Il nudo: specchio dell’anima

Roma

Julien Vallon è un fotografo di moda molto conosciuto in Francia. Tra i suoi clienti figurano Kanye West, Vogue, L’Officiel Brasil e Adidas solo per citarne alcuni, ma è la serie Pre-Conscience/Conscience, realizzata con modelli e modelle non professionisti, ad aver acceso la nostra curiosità attorno al suo lavoro. L’abbiamo intervistato per scoprire cosa si cela dietro quei nudi, così contorti e pieni di pathos e sensualità.

Come nasce la tua passione per la macchina fotografica? «La fotografia e il disegno sono sempre stati essenziali nella mia vita. Da bambino consideravo la fotografia complementare alle parole, adesso è lo strumento di espressione che prediligo. Per molti anni ho scattato un’enorme quantità di fotografie a ritmo frenetico, come in una sorta di trance, di recente ho iniziato a incanalare questa energia per focalizzarmi sul concetto di Essere, che continuo a indagare».

Cosa ti piace della moda? «Quando assomiglia più all’arte che al consumismo, la moda mi appassiona. La moda ha l’incredibile caratteristica di diventare sublime o bruttissima, ridicola o crudele. Non credo di essere trendy o di far parte del mondo della moda, sono semplicemente uno spettatore».

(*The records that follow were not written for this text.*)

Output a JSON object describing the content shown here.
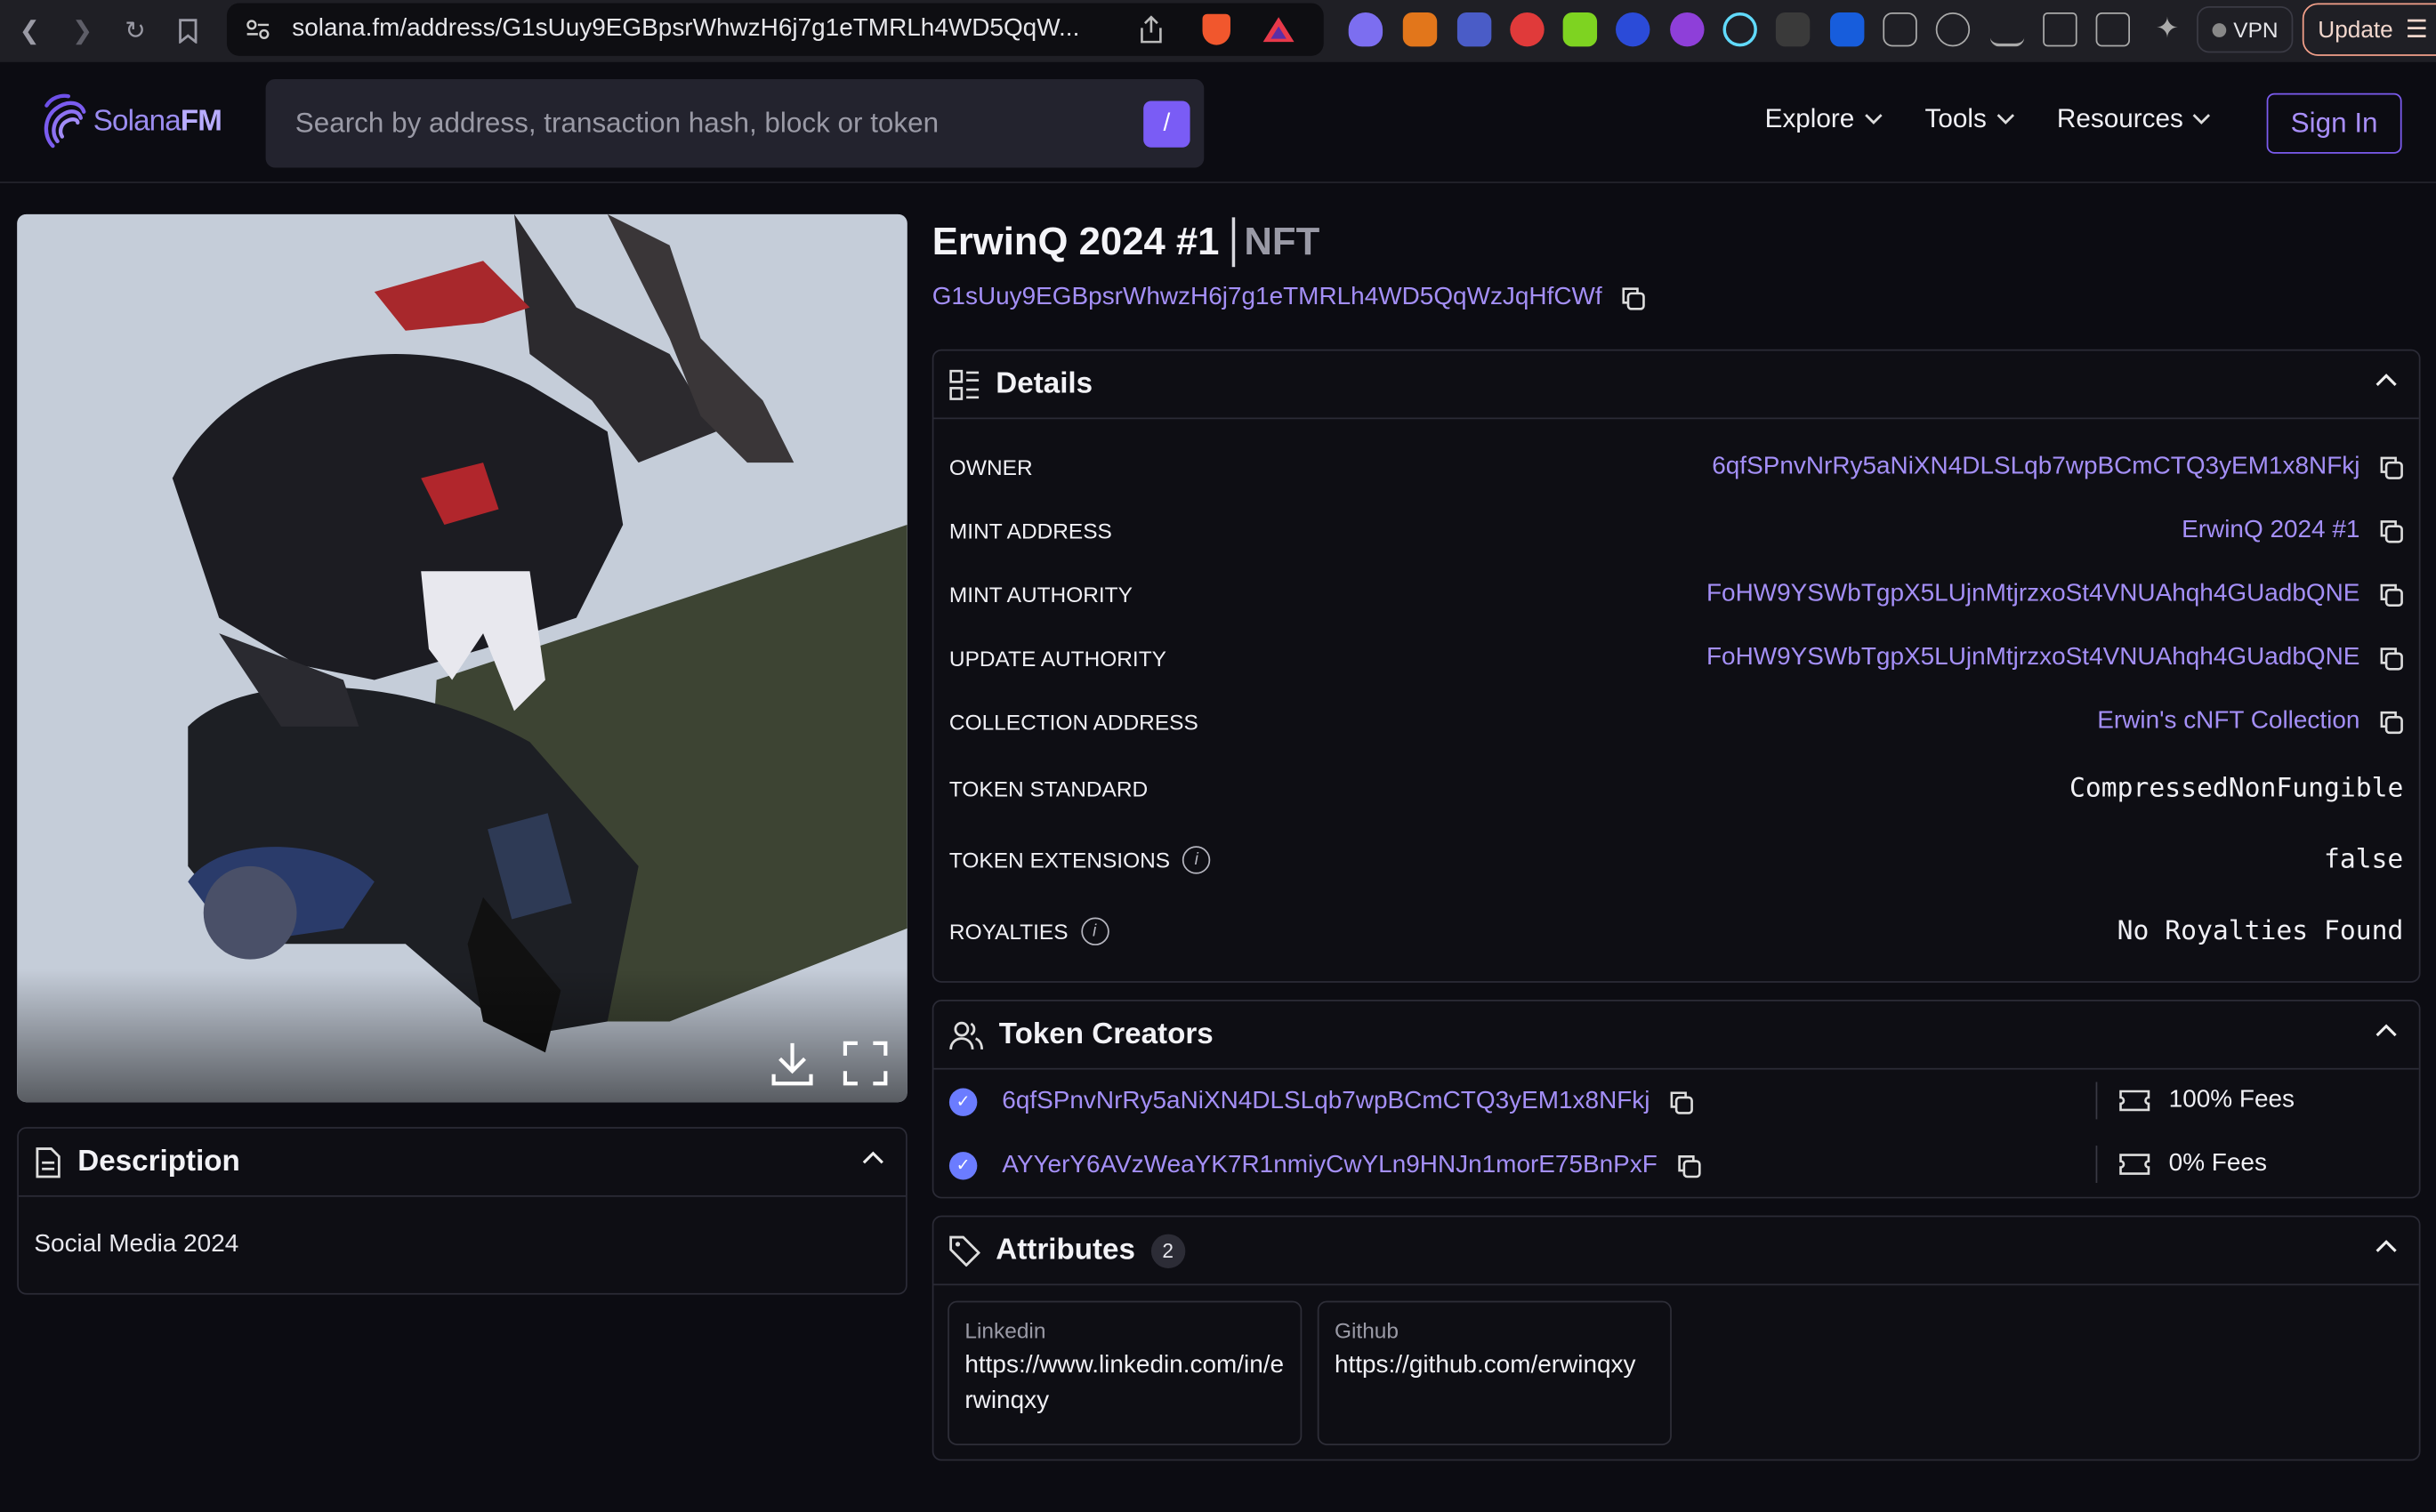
{
  "browser": {
    "url": "solana.fm/address/G1sUuy9EGBpsrWhwzH6j7g1eTMRLh4WD5QqW...",
    "vpn_label": "VPN",
    "update_label": "Update"
  },
  "nav": {
    "logo_text_a": "Solana",
    "logo_text_b": "FM",
    "search_placeholder": "Search by address, transaction hash, block or token",
    "slash": "/",
    "explore": "Explore",
    "tools": "Tools",
    "resources": "Resources",
    "sign_in": "Sign In"
  },
  "token": {
    "name": "ErwinQ 2024 #1",
    "type": "NFT",
    "address": "G1sUuy9EGBpsrWhwzH6j7g1eTMRLh4WD5QqWzJqHfCWf"
  },
  "description": {
    "title": "Description",
    "text": "Social Media 2024"
  },
  "details": {
    "title": "Details",
    "rows": [
      {
        "key": "OWNER",
        "value": "6qfSPnvNrRy5aNiXN4DLSLqb7wpBCmCTQ3yEM1x8NFkj"
      },
      {
        "key": "MINT ADDRESS",
        "value": "ErwinQ 2024 #1"
      },
      {
        "key": "MINT AUTHORITY",
        "value": "FoHW9YSWbTgpX5LUjnMtjrzxoSt4VNUAhqh4GUadbQNE"
      },
      {
        "key": "UPDATE AUTHORITY",
        "value": "FoHW9YSWbTgpX5LUjnMtjrzxoSt4VNUAhqh4GUadbQNE"
      },
      {
        "key": "COLLECTION ADDRESS",
        "value": "Erwin's cNFT Collection"
      },
      {
        "key": "TOKEN STANDARD",
        "value": "CompressedNonFungible"
      },
      {
        "key": "TOKEN EXTENSIONS",
        "value": "false"
      },
      {
        "key": "ROYALTIES",
        "value": "No Royalties Found"
      }
    ]
  },
  "creators": {
    "title": "Token Creators",
    "items": [
      {
        "address": "6qfSPnvNrRy5aNiXN4DLSLqb7wpBCmCTQ3yEM1x8NFkj",
        "fee": "100% Fees"
      },
      {
        "address": "AYYerY6AVzWeaYK7R1nmiyCwYLn9HNJn1morE75BnPxF",
        "fee": "0% Fees"
      }
    ]
  },
  "attributes": {
    "title": "Attributes",
    "count": "2",
    "items": [
      {
        "trait": "Linkedin",
        "value": "https://www.linkedin.com/in/erwinqxy"
      },
      {
        "trait": "Github",
        "value": "https://github.com/erwinqxy"
      }
    ]
  },
  "colors": {
    "accent": "#7a5cf5",
    "link": "#a48ff7",
    "background": "#0c0c12"
  }
}
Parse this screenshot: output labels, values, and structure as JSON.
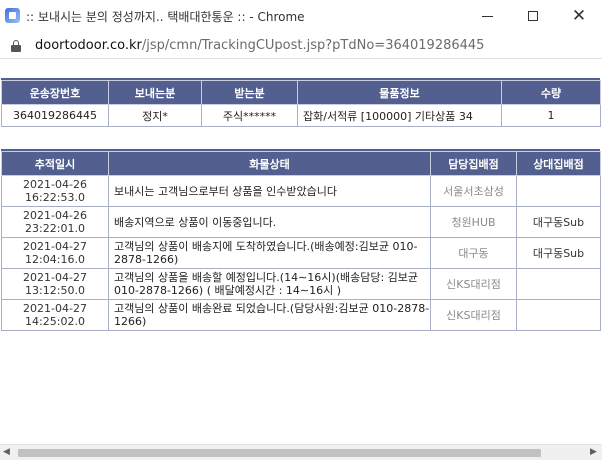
{
  "window": {
    "title": ":: 보내시는 분의 정성까지.. 택배대한통운 :: - Chrome",
    "url_domain": "doortodoor.co.kr",
    "url_path": "/jsp/cmn/TrackingCUpost.jsp?pTdNo=364019286445"
  },
  "shipment": {
    "headers": [
      "운송장번호",
      "보내는분",
      "받는분",
      "물품정보",
      "수량"
    ],
    "row": {
      "tracking_no": "364019286445",
      "sender": "정지*",
      "receiver": "주식******",
      "goods": "잡화/서적류 [100000] 기타상품 34",
      "quantity": "1"
    }
  },
  "tracking": {
    "headers": [
      "추적일시",
      "화물상태",
      "담당집배점",
      "상대집배점"
    ],
    "rows": [
      {
        "date": "2021-04-26",
        "time": "16:22:53.0",
        "status": "보내시는 고객님으로부터 상품을 인수받았습니다",
        "branch": "서울서초삼성",
        "counterpart": ""
      },
      {
        "date": "2021-04-26",
        "time": "23:22:01.0",
        "status": "배송지역으로 상품이 이동중입니다.",
        "branch": "청원HUB",
        "counterpart": "대구동Sub"
      },
      {
        "date": "2021-04-27",
        "time": "12:04:16.0",
        "status": "고객님의 상품이 배송지에 도착하였습니다.(배송예정:김보균 010-2878-1266)",
        "branch": "대구동",
        "counterpart": "대구동Sub"
      },
      {
        "date": "2021-04-27",
        "time": "13:12:50.0",
        "status": "고객님의 상품을 배송할 예정입니다.(14∼16시)(배송담당: 김보균 010-2878-1266) ( 배달예정시간 : 14∼16시 )",
        "branch": "신KS대리점",
        "counterpart": ""
      },
      {
        "date": "2021-04-27",
        "time": "14:25:02.0",
        "status": "고객님의 상품이 배송완료 되었습니다.(담당사원:김보균 010-2878-1266)",
        "branch": "신KS대리점",
        "counterpart": ""
      }
    ]
  }
}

La tua fotografia in questo progetto è cambiata profondamente, sei alla ricerca di nuovi orizzonti da esplorare? «Esplorare è un’ esigenza fondamentale. Per me ogni nuovo spunto o idea diventano un viaggio, sia fisico che interiore, come nel caso di questo progetto. Anche se alcuni viaggi si trasformano in un eterno vagare e generano l’ansia di attraversare un deserto potenzialmente infinito, questi percorsi sono per me essenziali ai fini della creazione».

Hai scelto di fotografare le persone in una condizione di libertà totale. Che differenza trovi tra la bellezza di una modella o un’attrice e quella di una persona comune, quando sono così libere? «Ogni giorno siamo tutti costantemente sotto controllo, alterati, monotoni nell’estetica: la bellezza è diventata artificiale, è stata allontanata dalla verità. Le principali caratteristiche di un’ estetica più efficace sono svelate attraverso PcS/CS perché completamente libere, le mie modelle non sono state intralciate da riflessi restrittivi, passione o conformismo. Ogni immagine è risultato di un percorso diretto attraverso il subconscio come nella definizione di Jung, in altre parole, alla fonte dell’individuo. Queste emozioni pure hanno dato forma alla bellezza».

Hai dichiarato in un’intervista che ogni tuo scatto potrebbe durare anche dieci ore. Cosa succede durante quelle lunghe sessioni? «Il lavoro realizzato all’interno di una sessione ha un suo punto focale: abbandonare tutte le implicazioni legate all’estetica ed entrare nel profondo dei mondi dei modelli. Durante le sessioni il corpo soffre, è consumato, maltrattato, la mente resta cosciente resiste all’abbandono. La condizione nell’insieme diventa quasi ipnotica e quando l’essere interiore viene liberato è una magia: la bellezza emerge e regna su tutto».

Qual è il link con Jung nel progetto PcS/CS? «Per me il corpo è come un linguaggio. Il mio obiettivo era quello di rendere unica l’identità di ciascuno dei miei modelli spingendoli a lasciarsi andare, poiché quando non siamo condizionati ogni impulso è naturale. Per far sì che questo accadesse, ho avuto bisogno di accedere a quello che Jung considera il centro dell’uomo, il vuoto creativo, il Sé da cui parte realmente la costruzione dell’uomo stesso: l’origine della parte istintiva di ognuno, la virulenza dell’energia e quindi l’origine delle emozioni. Cosa c’è di più bello del fotografare un’emozione pura?».